After you upgrade to Android 11, apps are going to have to ask your preferences again the first time they try to ping one of those sensors. That will serve as an effective reset on what the apps can do.

Google is going a little further with permissions resetting, too. If you’ve granted an app access to that sensor but haven’t opened it in quite some time, Android will silently reset that app’s permissions back to having no access to any of your sensors.

Features by the dozen

So those are the most noticeable features in Android 11, but there are many more I’m not covering here. Screenshots look and act a lot more like they do on the iPhone now, and Android finally can do screen recording without recourse to a third-party app. Google is radically improving voice controls, which is a huge win for accessibility. Android will now also give better information on a phone’s 5G status and make it easier for enterprise users to have a personal space on their work phones.

We could be headed for another season of Android fragmentation

Google’s also building in more support for strange displays. Android will do a better job of avoiding accidental taps on those wraparound “waterfall” displays, for example. And it will also become aware of hinges — specifically what angle they’re set at.

Standardizing how hinges work is important for the many folding and dual-screen devices that I expect will hit the market in the coming months and years. Unfortunately, it doesn’t go quite far enough. 

Right now, I’m in the process of reviewing both the Samsung Galaxy Z Fold 2 and the Microsoft Surface Duo. I’ve also spent some time with the Z Flip and LG’s dual-screen case system with its Velvet smartphone. Every single one of these devices has a different approach to helping users with multitasking. Some have overlays, some try to mimic the iPad in small ways, and some try to remake Android into a true multiwindow system. 

Many of these ideas are great, but they’re also divergent. Google hasn’t expressed a strong opinion about how Android ought to handle these weird new form factors, and I worry that it might already be too late to prevent another season of Android fragmentation. 

A Pixel 4 XL displaying the Android 11 logo
A Pixel 4 XL displaying the Android 11 logo.

Every time I review a new version of Android, I end with some sort of finger-wag about how Google needs to get better at forcing the entire Android ecosystem to provide timely updates. I still need to do that, but first, a small round of applause. Google’s announcement post for Android 11 ends with news that’s pretty huge in the context of Android’s terrible track record on updates: “Android 11 will begin rolling out today on select Pixel, OnePlus, Xiaomi, OPPO and realme phones, with more partners launching and upgrading devices over the coming months.” 

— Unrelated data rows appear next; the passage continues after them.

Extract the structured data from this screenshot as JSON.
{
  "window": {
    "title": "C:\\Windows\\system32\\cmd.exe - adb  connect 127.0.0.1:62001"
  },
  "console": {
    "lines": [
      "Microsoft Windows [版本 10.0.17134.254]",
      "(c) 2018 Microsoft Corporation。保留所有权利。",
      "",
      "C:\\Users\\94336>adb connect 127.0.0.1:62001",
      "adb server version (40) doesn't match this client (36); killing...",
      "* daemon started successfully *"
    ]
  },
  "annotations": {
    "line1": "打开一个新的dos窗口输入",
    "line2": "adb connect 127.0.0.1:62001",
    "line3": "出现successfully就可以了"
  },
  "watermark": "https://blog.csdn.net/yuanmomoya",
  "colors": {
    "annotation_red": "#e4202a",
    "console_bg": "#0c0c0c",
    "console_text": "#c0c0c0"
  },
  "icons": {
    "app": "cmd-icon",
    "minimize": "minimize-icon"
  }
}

The phones getting updates aren’t just minor ones, either. OnePlus says it will release an Android 11 update for the OnePlus 8 and 8 Pro at the same time that Pixel phones are getting that. That is a very big deal, and hopefully it will put pressure on competitors like Samsung to try to catch up. Plus, it’s getting more common for Android manufacturers to commit to three generations of updates, which is a big deal given how people are upgrading less often.

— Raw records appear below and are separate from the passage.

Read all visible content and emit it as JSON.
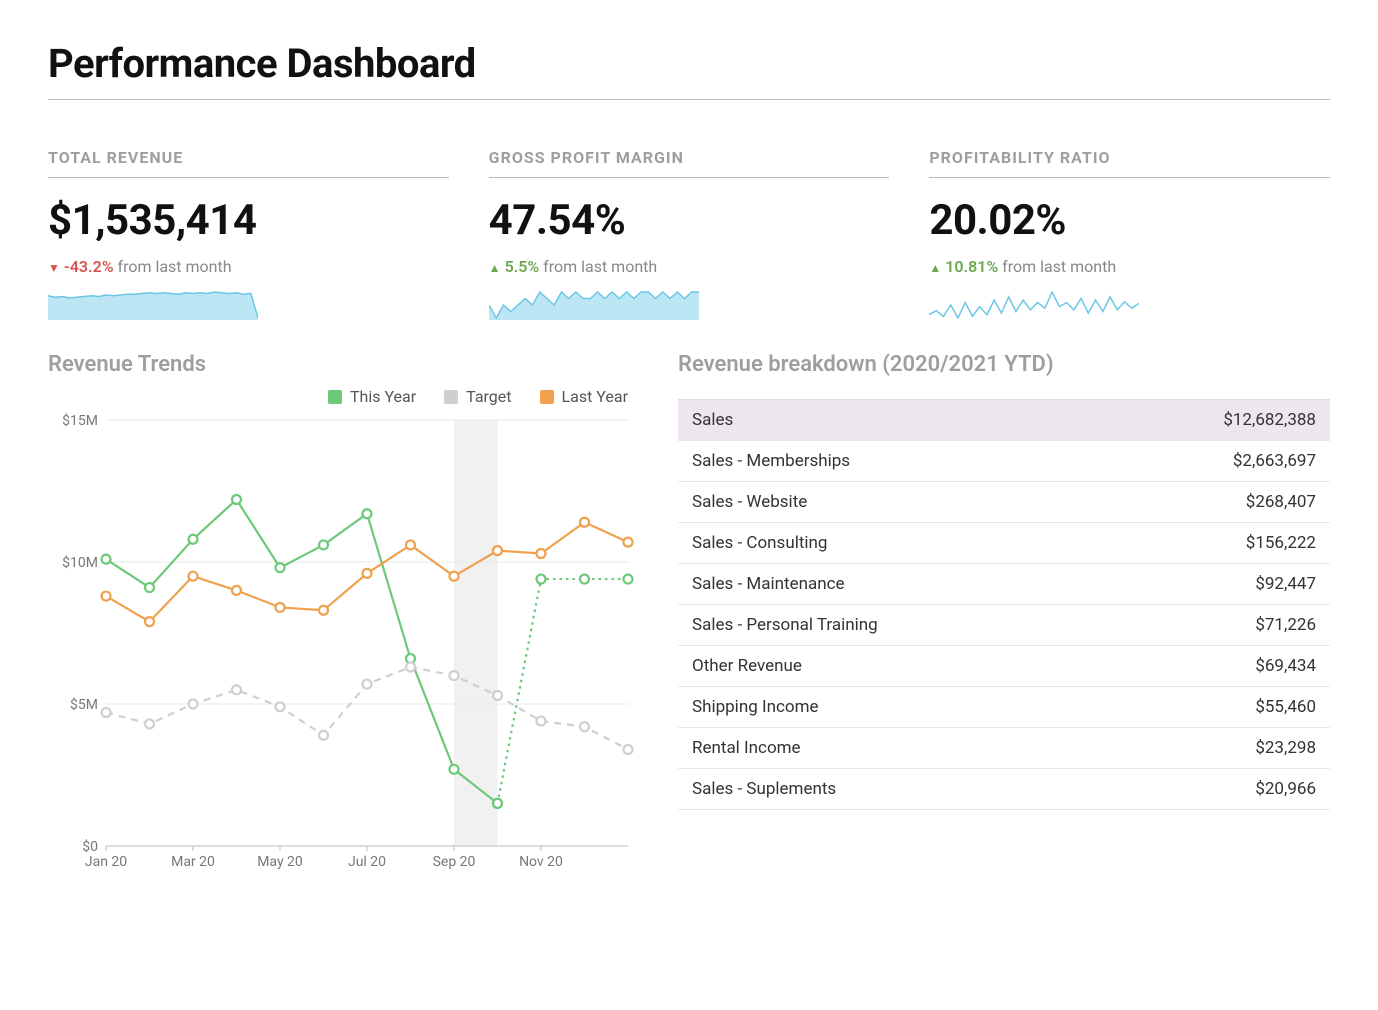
{
  "page": {
    "title": "Performance Dashboard"
  },
  "kpis": [
    {
      "label": "TOTAL REVENUE",
      "value": "$1,535,414",
      "deltaDirection": "down",
      "deltaValue": "-43.2%",
      "deltaSuffix": " from last month",
      "sparklineType": "area",
      "sparkline": [
        48,
        46,
        47,
        45,
        46,
        47,
        48,
        47,
        49,
        48,
        49,
        50,
        50,
        51,
        52,
        51,
        52,
        51,
        50,
        52,
        51,
        52,
        51,
        53,
        52,
        51,
        52,
        50,
        51,
        18
      ]
    },
    {
      "label": "GROSS PROFIT MARGIN",
      "value": "47.54%",
      "deltaDirection": "up",
      "deltaValue": "5.5%",
      "deltaSuffix": " from last month",
      "sparklineType": "area",
      "sparkline": [
        50,
        48,
        50,
        49,
        50,
        51,
        50,
        52,
        51,
        50,
        52,
        51,
        52,
        51,
        51,
        52,
        51,
        52,
        51,
        52,
        51,
        52,
        52,
        51,
        52,
        51,
        52,
        51,
        52,
        52
      ]
    },
    {
      "label": "PROFITABILITY RATIO",
      "value": "20.02%",
      "deltaDirection": "up",
      "deltaValue": "10.81%",
      "deltaSuffix": " from last month",
      "sparklineType": "line",
      "sparkline": [
        40,
        45,
        38,
        52,
        36,
        55,
        38,
        50,
        40,
        58,
        42,
        62,
        44,
        58,
        46,
        55,
        48,
        68,
        50,
        55,
        46,
        60,
        42,
        58,
        44,
        62,
        46,
        56,
        48,
        54
      ]
    }
  ],
  "revenueTrends": {
    "title": "Revenue Trends",
    "legend": [
      {
        "name": "This Year",
        "color": "#6cc978"
      },
      {
        "name": "Target",
        "color": "#cfcfcf"
      },
      {
        "name": "Last Year",
        "color": "#f0a14e"
      }
    ]
  },
  "breakdown": {
    "title": "Revenue breakdown (2020/2021 YTD)",
    "rows": [
      {
        "label": "Sales",
        "amount": "$12,682,388",
        "header": true
      },
      {
        "label": "Sales - Memberships",
        "amount": "$2,663,697"
      },
      {
        "label": "Sales - Website",
        "amount": "$268,407"
      },
      {
        "label": "Sales - Consulting",
        "amount": "$156,222"
      },
      {
        "label": "Sales - Maintenance",
        "amount": "$92,447"
      },
      {
        "label": "Sales - Personal Training",
        "amount": "$71,226"
      },
      {
        "label": "Other Revenue",
        "amount": "$69,434"
      },
      {
        "label": "Shipping Income",
        "amount": "$55,460"
      },
      {
        "label": "Rental Income",
        "amount": "$23,298"
      },
      {
        "label": "Sales - Suplements",
        "amount": "$20,966"
      }
    ]
  },
  "chart_data": {
    "type": "line",
    "title": "Revenue Trends",
    "ylabel": "",
    "xlabel": "",
    "ylim": [
      0,
      15
    ],
    "y_unit": "$M",
    "y_ticks": [
      0,
      5,
      10,
      15
    ],
    "x_tick_labels": [
      "Jan 20",
      "Mar 20",
      "May 20",
      "Jul 20",
      "Sep 20",
      "Nov 20"
    ],
    "categories": [
      "Jan 20",
      "Feb 20",
      "Mar 20",
      "Apr 20",
      "May 20",
      "Jun 20",
      "Jul 20",
      "Aug 20",
      "Sep 20",
      "Oct 20",
      "Nov 20",
      "Dec 20"
    ],
    "series": [
      {
        "name": "This Year",
        "color": "#6cc978",
        "values": [
          10.1,
          9.1,
          10.8,
          12.2,
          9.8,
          10.6,
          11.7,
          6.6,
          2.7,
          1.5,
          null,
          null
        ],
        "forecast_values": [
          null,
          null,
          null,
          null,
          null,
          null,
          null,
          null,
          null,
          1.5,
          9.4,
          9.4,
          9.4
        ]
      },
      {
        "name": "Target",
        "color": "#cfcfcf",
        "dashed": true,
        "values": [
          4.7,
          4.3,
          5.0,
          5.5,
          4.9,
          3.9,
          5.7,
          6.3,
          6.0,
          5.3,
          4.4,
          4.2,
          3.4
        ]
      },
      {
        "name": "Last Year",
        "color": "#f0a14e",
        "values": [
          8.8,
          7.9,
          9.5,
          9.0,
          8.4,
          8.3,
          9.6,
          10.6,
          9.5,
          10.4,
          10.3,
          11.4,
          10.7
        ]
      }
    ],
    "highlight_band": {
      "from_index": 8,
      "to_index": 9
    }
  }
}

Android isn’t just an OS; it’s an entire ecosystem

Android isn’t just an OS; it’s an entire ecosystem. And within that ecosystem, there are lots of big forces pushing various pendulums around. Fragmentation may be increasing, Microsoft is a frenemy to Google’s ecosystem of services, update cadences are improving, the pressure to finally figure out a good tablet solution is getting real again, regulators are concerned about Google’s power, and yet updates are increasingly coming directly from Google itself via its Play ecosystem. And who knows how the current political fight between the US and China will affect Android’s future.

Amid all that, Android 11 isn’t so much a product that I can recommend or not; it’s just another one of those forces in the ecosystem — albeit a powerful, foundational force. For the most part, I think it shows that Google is pushing in the right directions. But the company still could do a better job of pushing those OS updates out to all phones.